Judge Prost, in dissent, identified what she characterized as a “tension” between the nonobviousness and equivalence inquiries. “Where equivalence is used against a feature that is separately patented,” she argued, “the patentee’s attempts to show that the feature is insubstantially different from the asserted patent crash into the well-settled presumption that patents are nonobvious over the prior art.” While conceding that the obviousness and equivalence tests are separate from one another, Judge Prost reasoned that there is some inevitable overlap. In essence, she argued, the tests differ only in that an “insubstantial difference” under the doctrine of equivalents requires the skilled artisan to have only “some reason to make the substitution to find the limitation obvious under Graham and KSR.” The bar for this test is not high, which suggests that a reason to combine will be easy to prove.
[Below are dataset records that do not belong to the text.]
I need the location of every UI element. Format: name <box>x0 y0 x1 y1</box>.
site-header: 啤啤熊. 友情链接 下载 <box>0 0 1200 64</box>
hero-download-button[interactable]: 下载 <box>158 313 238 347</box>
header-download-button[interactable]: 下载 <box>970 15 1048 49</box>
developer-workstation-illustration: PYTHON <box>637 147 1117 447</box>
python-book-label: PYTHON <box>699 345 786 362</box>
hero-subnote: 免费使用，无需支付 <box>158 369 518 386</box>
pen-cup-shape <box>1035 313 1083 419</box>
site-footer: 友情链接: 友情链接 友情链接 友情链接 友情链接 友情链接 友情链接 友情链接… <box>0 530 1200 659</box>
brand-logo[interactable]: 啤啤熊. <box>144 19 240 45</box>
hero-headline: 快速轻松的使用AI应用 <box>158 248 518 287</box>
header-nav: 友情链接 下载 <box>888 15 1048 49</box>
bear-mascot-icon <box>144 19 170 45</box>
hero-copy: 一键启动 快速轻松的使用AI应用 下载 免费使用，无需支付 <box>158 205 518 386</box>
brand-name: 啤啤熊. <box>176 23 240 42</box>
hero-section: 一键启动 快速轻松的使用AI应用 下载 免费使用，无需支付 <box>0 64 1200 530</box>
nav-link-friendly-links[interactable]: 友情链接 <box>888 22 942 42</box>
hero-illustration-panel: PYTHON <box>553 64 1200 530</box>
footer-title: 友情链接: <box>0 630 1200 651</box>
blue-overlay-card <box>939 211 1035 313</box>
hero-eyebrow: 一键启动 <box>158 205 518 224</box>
In order to prevent undermining the presumption of obviousness accorded to issued patents, a jury should be instructed that “a separately-patented (and presumptively nonobvious) substitution cannot be ‘insubstantial’ unless some fact distinguishes the equivalence finding from the PTO’s earlier nonobviousness determination.” In the present case, such a fact could be the passage of time—Judge Prost would have required the district court to inform the jury that equivalence could be found only if it also found that the state of the art of LSO crystals had advanced from the time of the invention of the patented LYSO crystals to the alleged infringement so that the LYSO Patent, though previously nonobvious in view of the LSO Patent, had become obvious and insubstantial (and thus equivalent).